In a major relief to big borrowers, the Supreme Court on Tuesday ruled that no penal or compound interest would be charged on any loans, including those above Rs 2 crore, during the six month moratorium announced by the government against the backdrop of the Covid-19 pandemic.

A bench comprising Justices Ashok Bhushan, R. Subhash Reddy and M.R. Shah said: “It is directed that there shall not be any charge of interest on interest/compound interest/penal interest for the period during the moratorium and any amount already recovered under the same head, namely, interest on interest/penal interest/compound interest, shall be refunded to the concerned borrowers and to be given credit/adjusted in the next instalment of the loan account.”

The bench, however, declined to entertain a plea seeking complete waiver of interest, and also extending the moratorium beyond August 31, 2020, holding that it is essential to protect the financial health of the lending institutions and the interest of bank depositors.

The top court also emphasised that matters of economic policy ought to be left to the government, as it declined to direct the Centre to provide sector-wise relief for various industries, and businesses over and above the different packages.

“Courts are not to interfere with economic policy which is the function of experts. It is not the function of the courts to sit in judgment over matters of economic policy and it must necessarily be left to the expert bodies,” it said in its 148-page judgment.

“Even the government also suffered due to lockdown, and also even lost the revenue in the form of GST. Still, the government seems to have come out with various reliefs or packages. Government has its own financial constraints,” it said.

It also vacated the interim relief granted earlier not to declare the accounts of respective borrowers as NPAs.

The top court also termed the government’s decision to restrict the relief of not charging interest on interest on loans up to Rs 2 crore only, as arbitrary and discriminatory. It noted that for example, if the borrower has been sanctioned a loan of Rs 5 crore and has availed of the same, even though he might have repaid substantially bringing down the principal amount of less than Rs 2 crore as on February 29, 2020, but because of the sanction of the loan amount of more than Rs 2 crore, he will be ineligible.

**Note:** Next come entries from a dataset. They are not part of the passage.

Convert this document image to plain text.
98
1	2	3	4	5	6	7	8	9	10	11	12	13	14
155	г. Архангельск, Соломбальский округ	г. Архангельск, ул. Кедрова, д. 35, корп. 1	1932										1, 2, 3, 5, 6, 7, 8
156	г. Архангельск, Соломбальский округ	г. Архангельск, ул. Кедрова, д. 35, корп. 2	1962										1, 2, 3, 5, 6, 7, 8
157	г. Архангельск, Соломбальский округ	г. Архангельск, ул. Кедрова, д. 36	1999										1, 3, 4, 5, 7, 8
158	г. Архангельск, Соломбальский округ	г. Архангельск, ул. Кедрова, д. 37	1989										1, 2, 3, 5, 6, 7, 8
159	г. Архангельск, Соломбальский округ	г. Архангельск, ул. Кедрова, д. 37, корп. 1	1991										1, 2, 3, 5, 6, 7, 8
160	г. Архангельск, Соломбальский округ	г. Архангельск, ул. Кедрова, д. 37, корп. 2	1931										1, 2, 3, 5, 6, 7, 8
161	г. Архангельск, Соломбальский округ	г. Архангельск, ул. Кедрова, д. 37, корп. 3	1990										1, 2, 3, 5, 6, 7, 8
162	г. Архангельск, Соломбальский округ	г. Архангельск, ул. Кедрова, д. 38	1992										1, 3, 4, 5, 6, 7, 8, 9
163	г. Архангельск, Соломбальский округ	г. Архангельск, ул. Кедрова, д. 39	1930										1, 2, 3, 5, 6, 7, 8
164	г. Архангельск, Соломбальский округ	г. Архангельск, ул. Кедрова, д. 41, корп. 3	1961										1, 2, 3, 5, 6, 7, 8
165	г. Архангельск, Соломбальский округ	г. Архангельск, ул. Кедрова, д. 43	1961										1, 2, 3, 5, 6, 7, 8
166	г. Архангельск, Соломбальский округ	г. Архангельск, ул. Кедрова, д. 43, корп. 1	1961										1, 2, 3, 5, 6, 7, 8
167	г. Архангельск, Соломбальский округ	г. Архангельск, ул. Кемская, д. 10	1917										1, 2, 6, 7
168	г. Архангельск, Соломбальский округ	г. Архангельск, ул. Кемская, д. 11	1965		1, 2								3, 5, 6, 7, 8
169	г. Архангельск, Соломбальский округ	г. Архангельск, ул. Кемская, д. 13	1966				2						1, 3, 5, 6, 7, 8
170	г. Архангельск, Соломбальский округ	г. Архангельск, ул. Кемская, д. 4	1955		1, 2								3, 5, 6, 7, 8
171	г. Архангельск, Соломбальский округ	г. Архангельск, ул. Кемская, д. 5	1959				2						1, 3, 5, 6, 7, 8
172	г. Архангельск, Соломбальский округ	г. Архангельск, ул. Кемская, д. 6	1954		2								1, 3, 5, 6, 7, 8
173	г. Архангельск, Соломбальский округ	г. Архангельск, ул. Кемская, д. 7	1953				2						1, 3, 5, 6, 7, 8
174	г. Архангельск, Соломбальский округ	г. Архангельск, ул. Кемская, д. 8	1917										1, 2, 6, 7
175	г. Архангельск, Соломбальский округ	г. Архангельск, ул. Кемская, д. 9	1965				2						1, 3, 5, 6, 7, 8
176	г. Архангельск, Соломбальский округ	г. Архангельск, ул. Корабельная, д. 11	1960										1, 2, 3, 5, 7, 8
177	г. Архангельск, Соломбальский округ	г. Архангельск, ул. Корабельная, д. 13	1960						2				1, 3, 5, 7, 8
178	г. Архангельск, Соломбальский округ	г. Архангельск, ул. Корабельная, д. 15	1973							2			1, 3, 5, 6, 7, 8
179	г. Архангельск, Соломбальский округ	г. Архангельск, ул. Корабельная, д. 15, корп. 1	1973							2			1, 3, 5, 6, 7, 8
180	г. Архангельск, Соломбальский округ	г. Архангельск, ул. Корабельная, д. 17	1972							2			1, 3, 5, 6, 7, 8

“What is the basis to restrict it to Rs 2 crore are not forthcoming. Therefore, as such, there is no rationale to restrict such relief with respect to loans up to Rs 2 crore only,” it noted.

The bench also questioned restricting the relief to eight categories: MSME loans, education loans, housing loans, consumer durables, credit card dues, auto loans, personal loans and consumption loans.

“If a borrower, for example, of MSME category has availed and has outstanding of business loan of Rs 1.99 crore and also has dues of its credit card of Rs 1.10 lakh, thereby making the aggregate to Rs 2.10 crore, it stands ineligible. Therefore, the aforesaid conditions would be arbitrary and discriminatory,” it said.

The bench also did not accept the contention that there was no national plan under the National Disaster Management Act. “Once the payment of instalment is deferred as per circular dated March 27, 2020, non-payment of the instalment during the moratorium period cannot be said to be wilful and therefore, there is no justification to charge the interest on interest,” it added.

The top verdict came on a clutch of pleas including by various industry bodies, such as the Association of Power Producers, various chapters of Confederation of Real Estate Developers Association of India and the Shopping Centres Association of India etc. They all sought relief in repayment of loans.